Artificial intelligence-based protein structure prediction approaches have had a transformative effect on biomolecular sciences. The predicted protein models in the AlphaFold protein structure database, however, all lack coordinates for small molecules, essential for molecular structure or function: hemoglobin lacks bound heme; zinc-finger motifs lack zinc ions essential for structural integrity and metalloproteases lack metal ions needed for catalysis. Ligands important for biological function are absent too; no ADP or ATP is bound to any of the ATPases or kinases. Here we present AlphaFill, an algorithm that uses sequence and structure similarity to 'transplant' such 'missing' small molecules and ions from experimentally determined structures to predicted protein models. The algorithm was successfully validated against experimental structures. A total of 12,029,789 transplants were performed on 995,411 AlphaFold models and are available together with associated validation metrics in the alphafill.eu databank, a resource to help scientists make new hypotheses and design targeted experiments.

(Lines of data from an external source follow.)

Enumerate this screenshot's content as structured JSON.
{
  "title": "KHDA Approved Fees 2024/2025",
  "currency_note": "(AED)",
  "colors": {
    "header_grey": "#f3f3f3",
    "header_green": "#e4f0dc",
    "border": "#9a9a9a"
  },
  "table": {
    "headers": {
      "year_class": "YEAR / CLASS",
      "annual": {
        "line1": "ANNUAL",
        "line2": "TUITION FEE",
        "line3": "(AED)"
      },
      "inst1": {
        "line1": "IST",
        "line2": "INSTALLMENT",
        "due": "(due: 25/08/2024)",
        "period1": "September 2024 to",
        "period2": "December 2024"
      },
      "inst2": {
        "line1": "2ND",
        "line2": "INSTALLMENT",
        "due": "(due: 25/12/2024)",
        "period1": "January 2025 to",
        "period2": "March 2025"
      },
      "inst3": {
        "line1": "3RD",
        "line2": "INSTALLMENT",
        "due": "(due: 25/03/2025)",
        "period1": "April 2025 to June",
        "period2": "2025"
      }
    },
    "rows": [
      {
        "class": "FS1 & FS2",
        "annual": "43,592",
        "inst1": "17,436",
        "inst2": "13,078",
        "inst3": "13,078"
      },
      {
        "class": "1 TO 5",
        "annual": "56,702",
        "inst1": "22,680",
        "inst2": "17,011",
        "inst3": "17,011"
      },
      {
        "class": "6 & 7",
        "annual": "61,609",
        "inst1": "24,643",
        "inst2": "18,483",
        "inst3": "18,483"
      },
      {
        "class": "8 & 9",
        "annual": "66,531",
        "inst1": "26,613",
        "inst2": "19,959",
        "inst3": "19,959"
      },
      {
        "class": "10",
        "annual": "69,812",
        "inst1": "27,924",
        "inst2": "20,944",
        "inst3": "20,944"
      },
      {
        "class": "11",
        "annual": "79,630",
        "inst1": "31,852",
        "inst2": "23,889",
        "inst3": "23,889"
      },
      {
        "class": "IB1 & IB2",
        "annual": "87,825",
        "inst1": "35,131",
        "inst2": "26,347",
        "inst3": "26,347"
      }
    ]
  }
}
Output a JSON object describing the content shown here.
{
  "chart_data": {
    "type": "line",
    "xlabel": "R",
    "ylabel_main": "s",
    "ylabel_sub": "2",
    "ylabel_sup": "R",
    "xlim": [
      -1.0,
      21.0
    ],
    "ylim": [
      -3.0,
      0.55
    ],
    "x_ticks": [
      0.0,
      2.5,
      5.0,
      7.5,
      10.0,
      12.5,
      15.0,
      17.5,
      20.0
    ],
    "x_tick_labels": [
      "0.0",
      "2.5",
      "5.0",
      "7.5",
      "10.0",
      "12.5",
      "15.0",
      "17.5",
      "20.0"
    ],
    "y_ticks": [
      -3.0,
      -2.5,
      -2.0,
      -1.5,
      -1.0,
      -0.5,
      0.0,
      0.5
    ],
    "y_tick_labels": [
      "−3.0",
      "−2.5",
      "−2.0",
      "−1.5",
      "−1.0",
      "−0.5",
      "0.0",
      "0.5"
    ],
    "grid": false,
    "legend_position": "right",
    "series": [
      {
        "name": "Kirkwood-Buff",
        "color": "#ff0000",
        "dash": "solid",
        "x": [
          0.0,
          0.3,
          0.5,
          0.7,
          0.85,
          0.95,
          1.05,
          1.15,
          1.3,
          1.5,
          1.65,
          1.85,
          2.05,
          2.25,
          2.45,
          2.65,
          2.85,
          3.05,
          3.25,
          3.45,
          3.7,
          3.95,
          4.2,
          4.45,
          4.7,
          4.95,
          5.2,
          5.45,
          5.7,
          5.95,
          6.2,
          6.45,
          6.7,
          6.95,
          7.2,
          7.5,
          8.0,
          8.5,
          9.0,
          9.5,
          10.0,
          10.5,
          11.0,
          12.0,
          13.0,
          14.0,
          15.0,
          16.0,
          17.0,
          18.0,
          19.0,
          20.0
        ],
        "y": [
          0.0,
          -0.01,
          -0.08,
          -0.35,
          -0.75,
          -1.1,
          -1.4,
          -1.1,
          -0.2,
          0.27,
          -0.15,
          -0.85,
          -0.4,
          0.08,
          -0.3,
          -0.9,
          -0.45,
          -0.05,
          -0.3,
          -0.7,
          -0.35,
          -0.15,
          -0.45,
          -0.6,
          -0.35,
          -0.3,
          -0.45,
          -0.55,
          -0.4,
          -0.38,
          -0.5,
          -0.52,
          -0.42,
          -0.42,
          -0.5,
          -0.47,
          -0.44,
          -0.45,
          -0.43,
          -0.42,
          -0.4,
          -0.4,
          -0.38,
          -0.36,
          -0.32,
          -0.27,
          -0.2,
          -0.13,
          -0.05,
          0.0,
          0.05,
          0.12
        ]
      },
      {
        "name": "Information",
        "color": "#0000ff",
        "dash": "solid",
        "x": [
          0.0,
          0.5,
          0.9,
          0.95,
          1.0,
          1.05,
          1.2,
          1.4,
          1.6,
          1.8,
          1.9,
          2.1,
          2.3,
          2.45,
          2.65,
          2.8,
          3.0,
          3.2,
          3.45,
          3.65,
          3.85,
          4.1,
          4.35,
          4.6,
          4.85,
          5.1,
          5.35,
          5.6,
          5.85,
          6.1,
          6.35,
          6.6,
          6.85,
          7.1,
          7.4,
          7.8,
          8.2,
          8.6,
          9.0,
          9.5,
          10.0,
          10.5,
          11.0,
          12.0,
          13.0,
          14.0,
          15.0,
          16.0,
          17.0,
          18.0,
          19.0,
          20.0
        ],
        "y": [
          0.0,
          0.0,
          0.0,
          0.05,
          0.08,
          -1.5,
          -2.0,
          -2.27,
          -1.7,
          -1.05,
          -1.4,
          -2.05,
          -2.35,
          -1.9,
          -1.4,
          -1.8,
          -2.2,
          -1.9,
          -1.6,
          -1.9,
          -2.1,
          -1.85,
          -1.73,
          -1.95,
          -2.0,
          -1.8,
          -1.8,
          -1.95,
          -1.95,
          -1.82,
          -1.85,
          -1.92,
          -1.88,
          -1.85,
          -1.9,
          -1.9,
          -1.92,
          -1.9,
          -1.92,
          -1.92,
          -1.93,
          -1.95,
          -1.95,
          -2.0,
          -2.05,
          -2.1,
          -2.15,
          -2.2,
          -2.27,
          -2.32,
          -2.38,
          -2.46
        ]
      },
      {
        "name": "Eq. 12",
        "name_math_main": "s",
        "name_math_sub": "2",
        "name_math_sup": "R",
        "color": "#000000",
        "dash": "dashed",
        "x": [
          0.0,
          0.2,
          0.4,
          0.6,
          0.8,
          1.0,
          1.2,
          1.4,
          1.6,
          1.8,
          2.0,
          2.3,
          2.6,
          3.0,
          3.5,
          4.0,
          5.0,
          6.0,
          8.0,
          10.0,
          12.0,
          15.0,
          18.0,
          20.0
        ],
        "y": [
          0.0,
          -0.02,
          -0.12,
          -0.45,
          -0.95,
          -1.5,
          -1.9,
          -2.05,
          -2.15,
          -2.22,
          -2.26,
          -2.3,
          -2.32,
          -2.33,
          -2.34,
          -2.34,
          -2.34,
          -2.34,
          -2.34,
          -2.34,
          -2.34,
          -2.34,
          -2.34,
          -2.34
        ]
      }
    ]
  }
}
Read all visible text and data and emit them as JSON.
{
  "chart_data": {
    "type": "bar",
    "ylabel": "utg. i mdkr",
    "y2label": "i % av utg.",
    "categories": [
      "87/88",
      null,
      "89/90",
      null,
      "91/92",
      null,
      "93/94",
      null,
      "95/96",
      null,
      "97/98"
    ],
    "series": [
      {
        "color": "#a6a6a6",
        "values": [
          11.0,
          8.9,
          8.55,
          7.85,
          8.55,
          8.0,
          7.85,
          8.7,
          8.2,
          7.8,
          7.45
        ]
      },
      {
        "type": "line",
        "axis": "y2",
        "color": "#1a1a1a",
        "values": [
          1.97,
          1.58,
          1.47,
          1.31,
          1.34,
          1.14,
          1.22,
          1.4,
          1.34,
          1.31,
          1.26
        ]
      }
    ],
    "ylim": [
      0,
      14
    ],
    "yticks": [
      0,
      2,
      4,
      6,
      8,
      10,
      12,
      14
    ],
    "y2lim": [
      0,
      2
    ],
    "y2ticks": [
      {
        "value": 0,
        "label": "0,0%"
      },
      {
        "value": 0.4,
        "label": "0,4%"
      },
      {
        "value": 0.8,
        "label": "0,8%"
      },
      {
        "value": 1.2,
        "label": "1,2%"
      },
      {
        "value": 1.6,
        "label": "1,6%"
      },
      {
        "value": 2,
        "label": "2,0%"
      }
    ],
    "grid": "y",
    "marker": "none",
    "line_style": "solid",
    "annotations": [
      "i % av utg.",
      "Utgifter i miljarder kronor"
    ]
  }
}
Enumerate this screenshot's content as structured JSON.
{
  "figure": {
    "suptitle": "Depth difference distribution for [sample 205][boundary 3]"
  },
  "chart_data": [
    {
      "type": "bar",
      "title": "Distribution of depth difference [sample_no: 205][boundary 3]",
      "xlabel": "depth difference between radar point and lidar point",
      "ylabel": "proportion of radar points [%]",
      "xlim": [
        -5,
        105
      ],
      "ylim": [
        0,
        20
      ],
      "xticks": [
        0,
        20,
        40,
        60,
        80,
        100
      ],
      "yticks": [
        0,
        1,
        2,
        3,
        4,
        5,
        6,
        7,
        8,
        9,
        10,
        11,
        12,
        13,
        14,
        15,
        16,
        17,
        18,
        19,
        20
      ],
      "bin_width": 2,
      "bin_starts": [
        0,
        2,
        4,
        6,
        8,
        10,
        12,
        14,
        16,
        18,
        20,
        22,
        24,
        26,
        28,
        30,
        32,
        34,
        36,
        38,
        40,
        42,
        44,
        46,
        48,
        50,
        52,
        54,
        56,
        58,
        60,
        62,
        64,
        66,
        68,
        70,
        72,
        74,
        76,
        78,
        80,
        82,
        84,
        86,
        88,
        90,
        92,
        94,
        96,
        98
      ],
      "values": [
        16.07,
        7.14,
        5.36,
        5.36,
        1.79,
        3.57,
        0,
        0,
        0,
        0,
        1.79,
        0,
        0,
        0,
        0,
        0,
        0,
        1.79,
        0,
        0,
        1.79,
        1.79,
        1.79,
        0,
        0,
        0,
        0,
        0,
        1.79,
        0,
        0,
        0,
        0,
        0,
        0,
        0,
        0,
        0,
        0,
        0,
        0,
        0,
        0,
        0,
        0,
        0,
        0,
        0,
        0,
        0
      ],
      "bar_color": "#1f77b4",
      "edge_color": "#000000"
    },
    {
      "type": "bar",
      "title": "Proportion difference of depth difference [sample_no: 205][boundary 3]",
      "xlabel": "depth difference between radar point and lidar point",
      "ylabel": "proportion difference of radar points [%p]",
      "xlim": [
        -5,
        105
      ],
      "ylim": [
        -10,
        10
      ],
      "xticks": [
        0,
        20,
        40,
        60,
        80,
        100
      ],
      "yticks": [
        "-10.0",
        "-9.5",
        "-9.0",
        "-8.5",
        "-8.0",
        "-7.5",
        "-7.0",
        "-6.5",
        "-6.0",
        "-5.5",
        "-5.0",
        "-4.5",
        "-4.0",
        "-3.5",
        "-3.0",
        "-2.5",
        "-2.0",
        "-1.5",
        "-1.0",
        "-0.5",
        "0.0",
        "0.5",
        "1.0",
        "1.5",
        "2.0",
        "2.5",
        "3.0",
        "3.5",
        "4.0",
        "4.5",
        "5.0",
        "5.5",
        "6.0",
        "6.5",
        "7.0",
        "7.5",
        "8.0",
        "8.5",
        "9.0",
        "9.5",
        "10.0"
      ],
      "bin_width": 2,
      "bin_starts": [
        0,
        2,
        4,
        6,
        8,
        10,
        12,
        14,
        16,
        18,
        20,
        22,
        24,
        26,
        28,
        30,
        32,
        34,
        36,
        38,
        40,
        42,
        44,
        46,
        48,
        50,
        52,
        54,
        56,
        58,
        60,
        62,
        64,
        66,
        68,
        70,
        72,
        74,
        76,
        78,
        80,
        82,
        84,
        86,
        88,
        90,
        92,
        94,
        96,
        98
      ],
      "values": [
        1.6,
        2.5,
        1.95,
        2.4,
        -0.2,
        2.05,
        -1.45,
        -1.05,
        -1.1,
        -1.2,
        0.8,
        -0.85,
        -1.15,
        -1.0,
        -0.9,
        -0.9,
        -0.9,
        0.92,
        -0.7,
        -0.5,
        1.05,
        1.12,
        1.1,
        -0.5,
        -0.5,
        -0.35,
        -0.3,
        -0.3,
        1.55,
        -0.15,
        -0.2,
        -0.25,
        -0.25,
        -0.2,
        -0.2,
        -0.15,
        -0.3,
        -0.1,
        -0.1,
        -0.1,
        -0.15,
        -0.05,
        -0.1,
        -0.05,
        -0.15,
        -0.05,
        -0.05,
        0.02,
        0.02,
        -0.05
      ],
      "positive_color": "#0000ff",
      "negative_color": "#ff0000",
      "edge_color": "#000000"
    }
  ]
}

基于人工智能的蛋白质结构预测方法已经对生物分子科学产生了变革性的影响。然而,AlphaFold 蛋白质结构数据库中的预测蛋白质模型都缺乏小分子的坐标,这些小分子对于分子结构或功能至关重要:血红蛋白缺乏结合的血红素;锌指基序缺乏结构完整性所必需的锌离子,金属蛋白酶缺乏催化所需的金属离子。对于生物学功能很重要的配体也不存在;没有 ADP 或 ATP 与任何 ATP 酶或激酶结合。在这里,我们提出了 AlphaFill,这是一种算法,它使用序列和结构相似性将这些“缺失”的小分子和离子从实验确定的结构“移植”到预测的蛋白质模型中。该算法已经成功地针对实验结构进行了验证。总共对 995411 个 AlphaFold 模型进行了 12029789 次移植,并在 alphafill.eu 数据库中提供了相关的验证指标,该数据库是一个帮助科学家提出新假设和设计有针对性实验的资源。